他顿时皱起了眉。
本以为钟问熙既然把她从警察局给带了出来,就一定会好好照顾她,怎么还放任她一个人伤成这样?
他心中一痛。
罢了,也没法去怪一个外人,让她遍体鳞伤的人,不正是自己吗?
他轻轻将她抱了起来,才走进门,她立刻就醒了。
发现自己正躺在他的怀里,她连忙挣扎着要下去。
“别乱动。”
他将她抱进了客厅里,轻柔地放到了沙发上,宁清欢立刻要站起来,又被他牢牢按住。
顾泽临取出医药箱,拿酒精棉一点一点笨手笨脚替她擦拭着伤口,过了这么久,伤口早已结痂,但酒精棉擦过,还是很疼。
宁清欢痛得几乎要落下泪来,看着他认真低头给自己抹药的模样,唯有强忍着眼泪在眼眶里打转。
给她抹完了药以后,他看她穿得单薄,又脱下了自己的外套给她披上,说道:“你今天在这里休息,我回顾宅去。”
宁清欢一愣,随即明白过来。
他应该还是误会着吧,所以连跟她待在同一个屋檐下都不愿意。
“这里是你家,当然是我走。”她脱下外套还给他,站起来就打算走。
膝盖上的伤口被她起身的动作牵动,疼得她倒吸了一口凉气。
顾泽临依旧保持着抹完药后半蹲的姿势没有变,任由她站了起来。
宁清欢走到了门口,手扶到门把手上时,突然又转过身来,说道:“温雨休联系过我的事,是我瞒了你,对不起,但是我真的没有偷你公司的机密。”
“我知道。”
他缓缓站了起来,依旧背对着她,并没有回过头去挽留。
她凄然一笑。
真的知道吗?可是既然知道,又为什么不肯相信她呢?
或许这一回,她的确可以死心了。
她拉开了门,正打算走出去时,只感到一股大力突然拽了自己一把,一个趔趄,跌入一个温暖的怀抱里。
顾泽临紧紧抱着她,呼吸炙热全喷在脸上,他力气那么大,压得她手腕都开始发麻。
“宁清欢,到底为什么?你总是有那么多事瞒着我。”
她身上衣衫单薄,脖颈露出的肌肤在灯光下映出一片雪白,他就冲着那片雪白啃噬下去,呼吸逐渐浑浊。
宁清欢含着热泪,艰难地推拒着。
顾泽临不知何时已双眼通红,对她的抗拒不管不顾,宛如一个被逼到了穷途末路的困兽,发出低哑的嘶吼。
她被他这个样子吓了一大跳,即便心里有万千言语要说,此时此刻也不得不将它们全部吞咽回肚里。
她在警察局里待足了整整二十四个小时,出来这大半天里也是身心俱疲,没有进过一滴水一粒米,哪来的力气去推开他,只好任由他在自己身上予取予夺,疯狂地撕开了她的前襟衣衫……
她一动不动地任由他蹂躏磋磨,反倒让他停下了即将蓄势待发的动作。
他一手抵在门上,一手死死扼着她的咽喉,极力压抑着自己的怒火问道:“告诉我,你没有背叛过我,从来都没有。
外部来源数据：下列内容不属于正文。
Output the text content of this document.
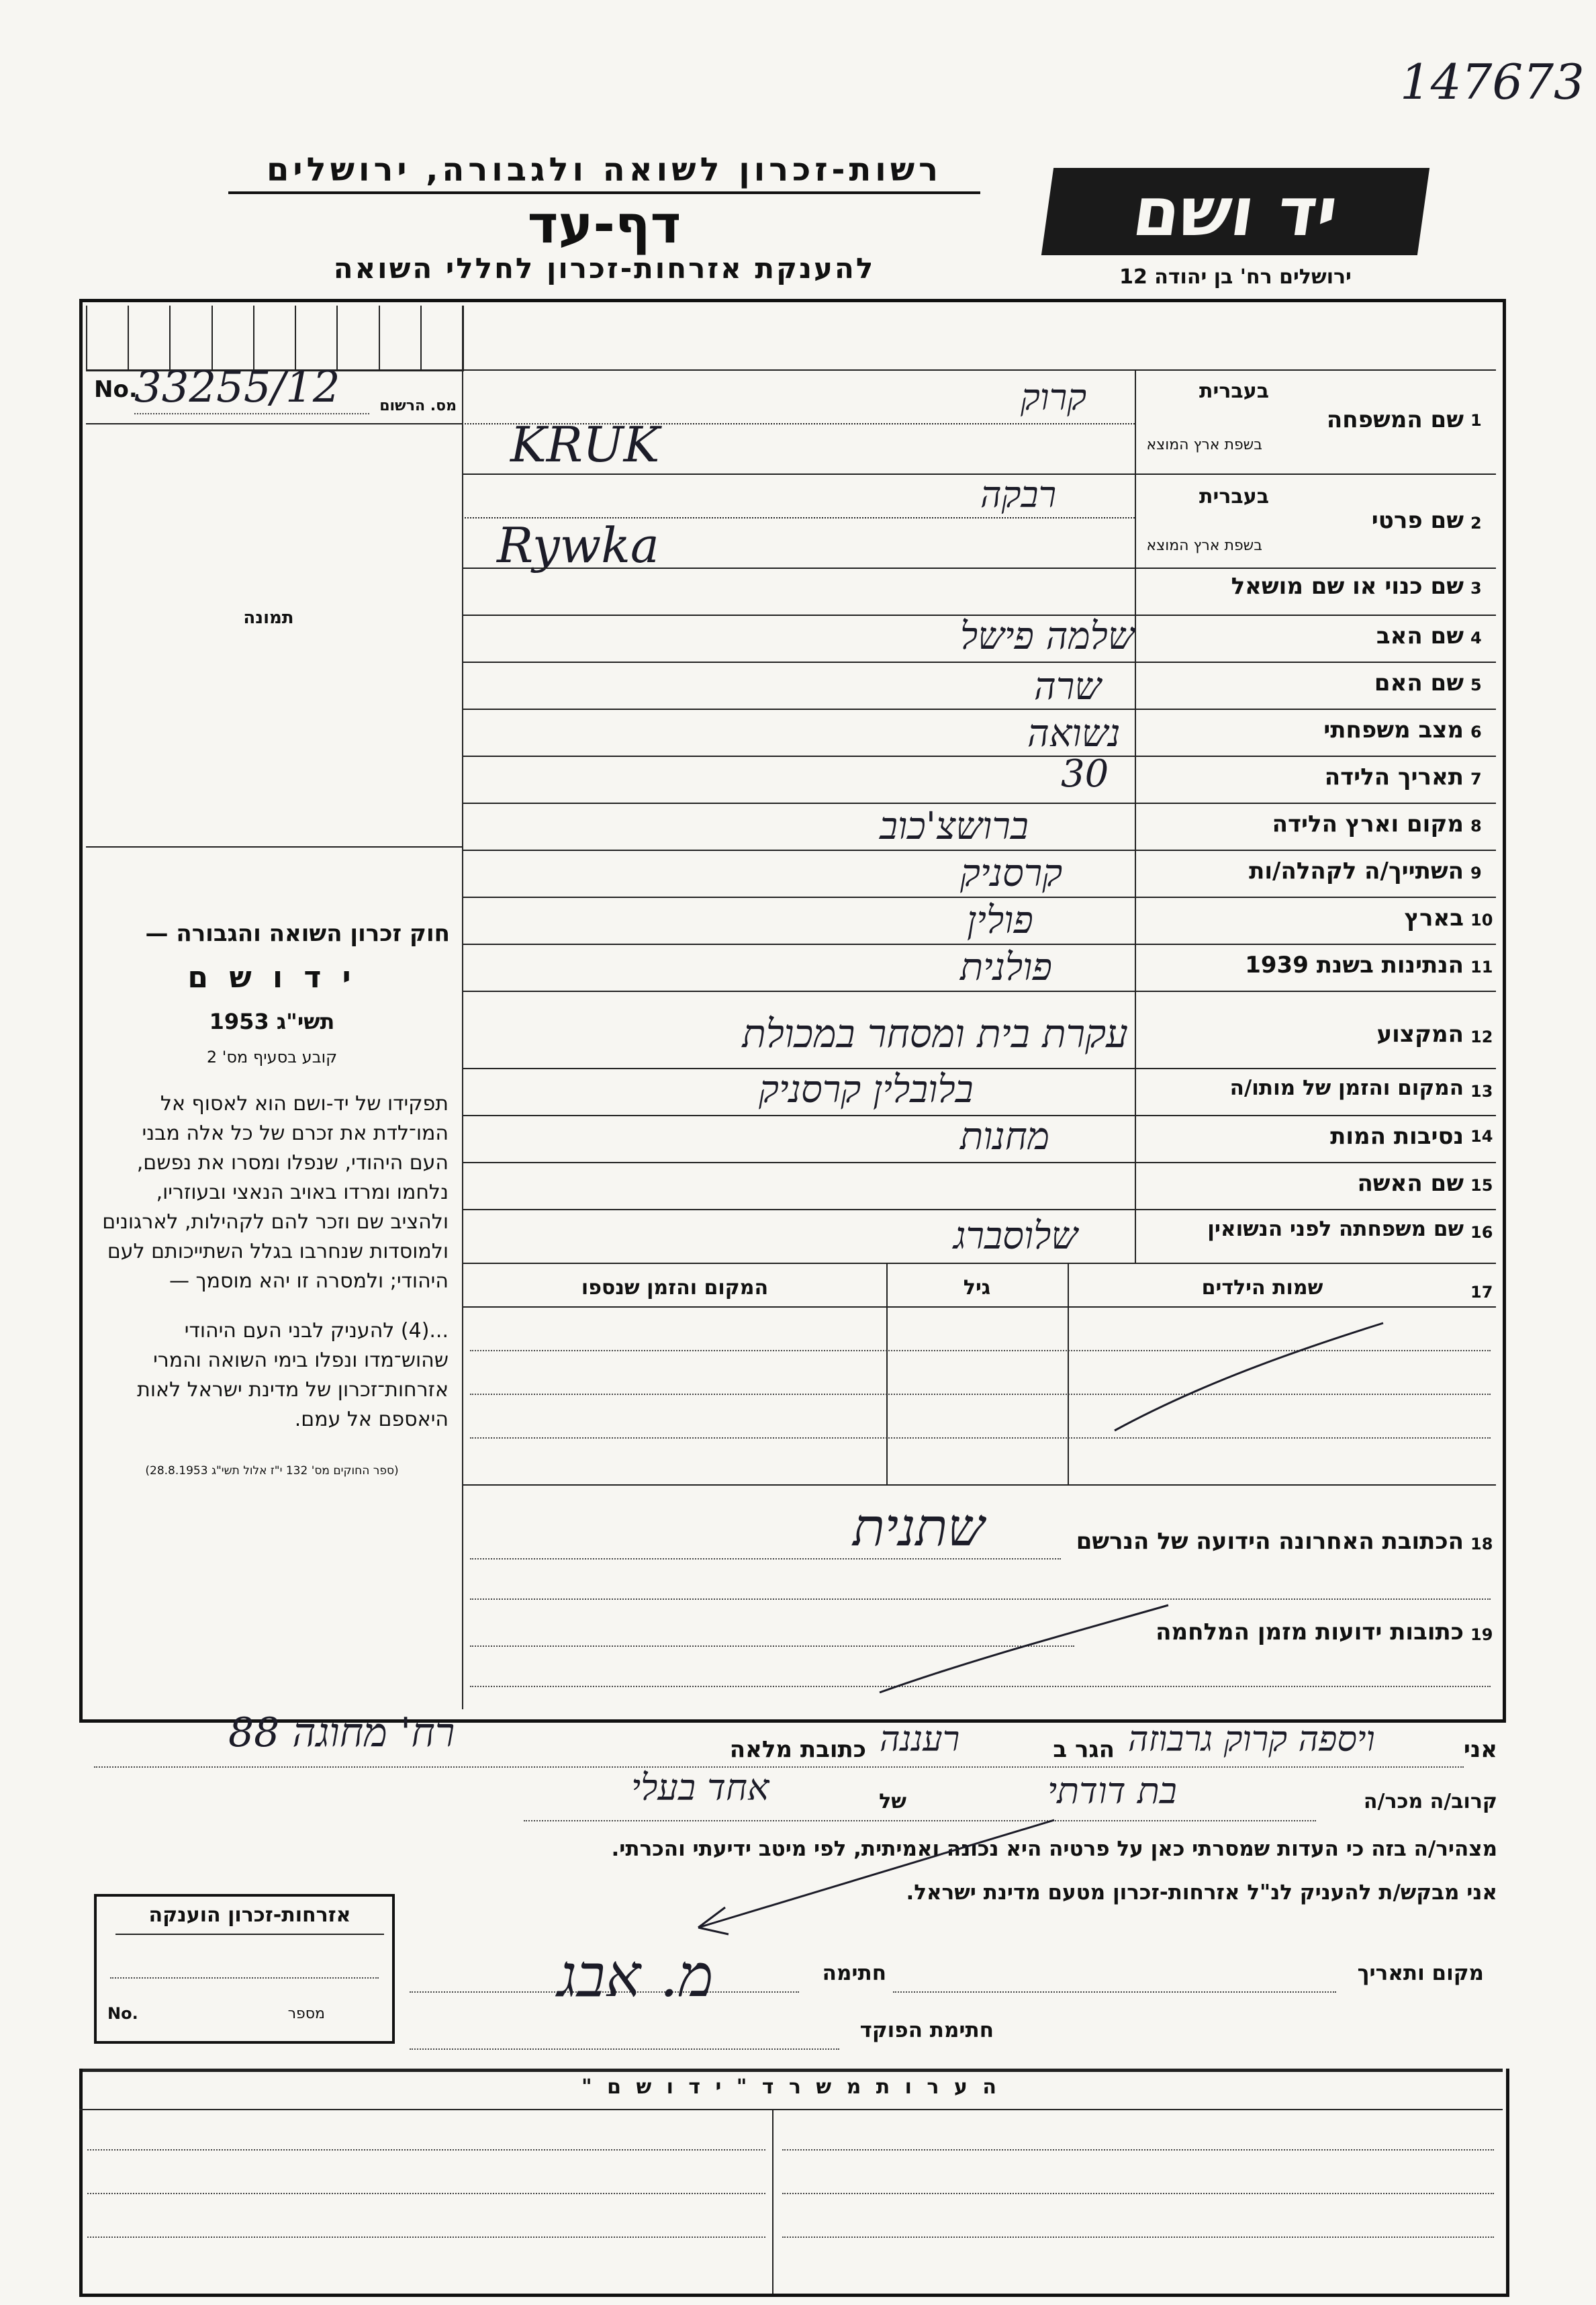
147673
רשות-זכרון לשואה ולגבורה, ירושלים
דף-עד
להענקת אזרחות-זכרון לחללי השואה
יד ושם
ירושלים רח' בן יהודה 12
No.
33255/12	מס. הרשום
תמונה
חוק זכרון השואה והגבורה —
י ד ו ש ם
תשי"ג 1953
קובע בסעיף מס' 2
תפקידו של יד-ושם הוא לאסוף אל המו־לדת את זכרם של כל אלה מבני העם היהודי, שנפלו ומסרו את נפשם, נלחמו ומרדו באויב הנאצי ובעוזריו, ולהציב שם וזכר להם לקהילות, לארגונים ולמוסדות שנחרבו בגלל השתייכותם לעם היהודי; ולמסרה זו יהא מוסמך —
...(4) להעניק לבני העם היהודי שהוש־מדו ונפלו בימי השואה והמרי אזרחות־זכרון של מדינת ישראל לאות היאספם אל עמם.
(ספר החוקים מס' 132 י"ז אלול תשי"ג 28.8.1953)
בעברית
שם המשפחה 1
בשפת ארץ המוצא
קרוק
KRUK
בעברית
שם פרטי 2
בשפת ארץ המוצא
רבקה
Rywka
שם כנוי או שם מושאל 3
שם האב 4
שלמה פישל
שם האם 5
שרה
מצב משפחתי 6
נשואה
תאריך הלידה 7
30
מקום וארץ הלידה 8
ברושצ'כוב
השתייך/ה לקהלה/ות 9
קרסניק
בארץ 10
פולין
הנתינות בשנת 1939 11
פולנית
המקצוע 12
עקרת בית ומסחר במכולת
המקום והזמן של מותו/ה 13
בלובלין קרסניק
נסיבות המות 14
מחנות
שם האשה 15
שם משפחתה לפני הנשואין 16
שלוסברג
17
שמות הילדים
גיל
המקום והזמן שנספו
הכתובת האחרונה הידועה של הנרשם 18
שתנית
כתובות ידועות מזמן המלחמה 19
אני
ויספה קרוק גרבוזה
הגר ב
רעננה
כתובת מלאה
רח' מחוגה 88
קרוב/ה מכר/ה
בת דודתי
של
אחד בעלי
מצהיר/ה בזה כי העדות שמסרתי כאן על פרטיה היא נכונה ואמיתית, לפי מיטב ידיעתי והכרתי.
אני מבקש/ת להעניק לנ"ל אזרחות-זכרון מטעם מדינת ישראל.
מקום ותאריך
חתימה
חתימת הפוקד
מ. אבג
אזרחות-זכרון הוענקה
No.	מספר
ה ע ר ו ת מ ש ר ד " י ד ו ש ם "
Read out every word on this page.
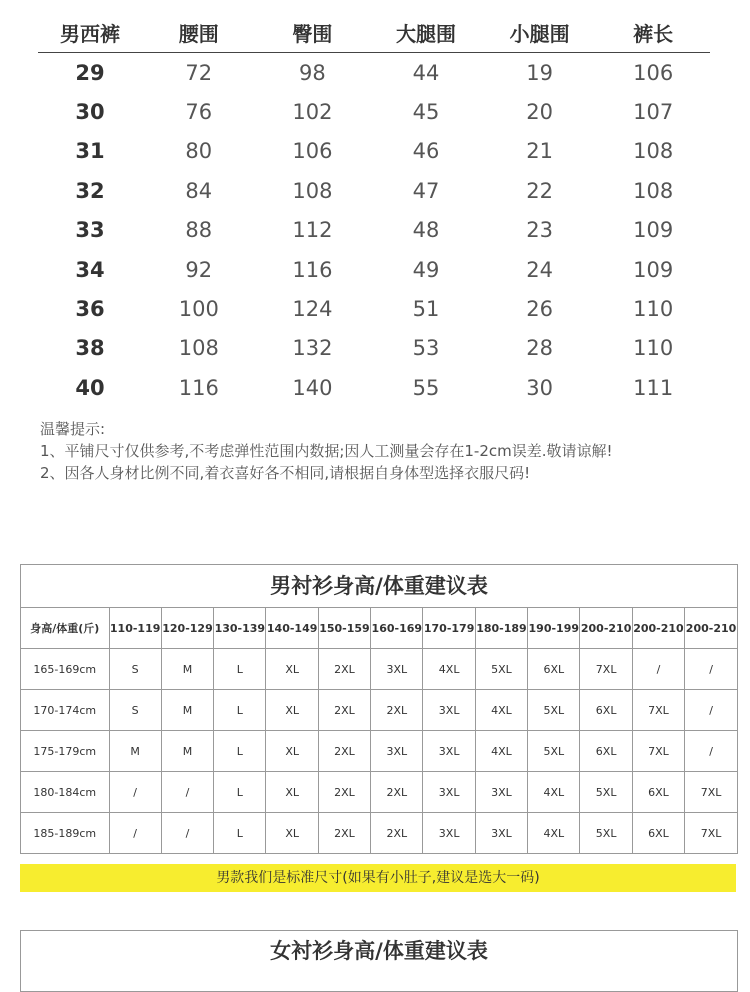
男西裤	腰围	臀围	大腿围	小腿围	裤长
29	72	98	44	19	106
30	76	102	45	20	107
31	80	106	46	21	108
32	84	108	47	22	108
33	88	112	48	23	109
34	92	116	49	24	109
36	100	124	51	26	110
38	108	132	53	28	110
40	116	140	55	30	111
温馨提示:
1、平铺尺寸仅供参考,不考虑弹性范围内数据;因人工测量会存在1-2cm误差.敬请谅解!
2、因各人身材比例不同,着衣喜好各不相同,请根据自身体型选择衣服尺码!
男衬衫身高/体重建议表
身高/体重(斤)	110-119	120-129	130-139	140-149	150-159	160-169	170-179	180-189	190-199	200-210	200-210	200-210
165-169cm	S	M	L	XL	2XL	3XL	4XL	5XL	6XL	7XL	/	/
170-174cm	S	M	L	XL	2XL	2XL	3XL	4XL	5XL	6XL	7XL	/
175-179cm	M	M	L	XL	2XL	3XL	3XL	4XL	5XL	6XL	7XL	/
180-184cm	/	/	L	XL	2XL	2XL	3XL	3XL	4XL	5XL	6XL	7XL
185-189cm	/	/	L	XL	2XL	2XL	3XL	3XL	4XL	5XL	6XL	7XL
男款我们是标准尺寸(如果有小肚子,建议是选大一码)
女衬衫身高/体重建议表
”
“我说了,你就信吗?”她冷笑一声。
“你说的,我全都信。”
这本该是一句多么让人感动的话语,可是此时此刻从他的嘴里说出来,却只会让她心痛不已。
既然相信,又为什么会跟孟萱茹一起头也不回地离开?她不相信,中午在集团楼下,他真的没有看见她。
“顾泽临,原本就是我错了,你都要有未婚妻了,我却还一直对你抱有奢望和幻想,是我自己太蠢,怨不得别人。”